Gray was born in Minnesota in 1925, but moved early in life to Southern California, where his father worked on movie special effects and his mother was a homemaker.
Gray earned a bachelor's degree at USC and intended to go to law school until a summer job with a friend's father lured him into the apparel business, his wife said.
The couple's fledgling enterprise did $92,000 in sales its first year, and by the early 1970s annual sales topped $1 million. In 1972, the Grays moved the company from Los Angeles to Irvine.
"We did every aspect of the work," Robert Gray recalled in a 2000 interview with The Times. "I used to be the shipping clerk, while she ran the factories; I did the selling, she did the designing. It was very easy for us to be very hands-on.

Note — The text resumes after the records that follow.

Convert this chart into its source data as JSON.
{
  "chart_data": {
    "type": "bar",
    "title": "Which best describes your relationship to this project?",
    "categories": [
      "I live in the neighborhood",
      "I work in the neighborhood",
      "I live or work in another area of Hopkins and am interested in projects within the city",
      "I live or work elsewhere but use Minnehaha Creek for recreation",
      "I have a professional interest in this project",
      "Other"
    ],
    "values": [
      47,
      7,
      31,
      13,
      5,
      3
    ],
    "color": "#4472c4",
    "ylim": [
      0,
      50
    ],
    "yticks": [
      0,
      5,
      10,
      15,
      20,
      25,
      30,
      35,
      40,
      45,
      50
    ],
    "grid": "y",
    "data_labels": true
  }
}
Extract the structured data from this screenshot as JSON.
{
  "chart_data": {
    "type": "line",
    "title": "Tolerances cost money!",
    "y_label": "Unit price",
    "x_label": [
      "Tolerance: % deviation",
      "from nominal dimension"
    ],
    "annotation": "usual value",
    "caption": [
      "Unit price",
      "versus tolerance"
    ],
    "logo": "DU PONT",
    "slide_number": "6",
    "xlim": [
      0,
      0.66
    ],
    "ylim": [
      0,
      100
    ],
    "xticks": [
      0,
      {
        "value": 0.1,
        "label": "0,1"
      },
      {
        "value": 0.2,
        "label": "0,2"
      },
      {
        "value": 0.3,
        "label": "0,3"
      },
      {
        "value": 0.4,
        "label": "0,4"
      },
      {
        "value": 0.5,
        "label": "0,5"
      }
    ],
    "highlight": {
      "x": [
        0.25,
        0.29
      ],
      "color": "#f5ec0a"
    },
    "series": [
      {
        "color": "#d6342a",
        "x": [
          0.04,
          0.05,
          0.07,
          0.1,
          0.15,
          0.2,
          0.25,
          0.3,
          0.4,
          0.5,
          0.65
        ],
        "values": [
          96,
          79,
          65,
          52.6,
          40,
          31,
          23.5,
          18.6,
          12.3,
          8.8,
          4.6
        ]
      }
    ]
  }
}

"I could certainly over the years be accused of overmanaging," he said. "But that's just the way I've managed the business."
The knit suits, dresses and sportswear meticulously made from the wool of Australian sheep were noted for their quality and Chanel-like timelessness. They were worn by lawyers, businesswomen and top movers and shakers, such as Hillary Rodham Clinton and Madeleine Albright.
The company's annual warehouse sale in Orange County drew women by the hundreds, some camping out overnight for the chance to restock their closets at 70% off.
In 1989, the Grays sold a controlling interest in the firm to German luxury brand Escada AG. In 1993, Escada took it public, with Robert Gray remaining as chairman and chief executive.
In 1999, the Grays and Vestar Capital Partners, a private equity firm, bought up all the shares and took the company private again, with Vestar holding the controlling interest.
When Gray retired in 2002, St. John had grown from a two-person enterprise to an international label with 4,800 employees and $365 million in annual sales.
Marie Gray and the couple's daughter, Kelly Gray — who had worked at the firm since she was 12, rising to become co-president and creative director and serving as the line's longtime model — ended their day-to-day roles in 2005.
"I'm very proud of the people he touched," Marie Gray said. "And of the company he built and the family he loved."
Besides his wife and daughter, Gray is survived by two sons from a previous marriage, Michael and Guy Gray; six grandchildren; and two great-grandchildren. Services will be private.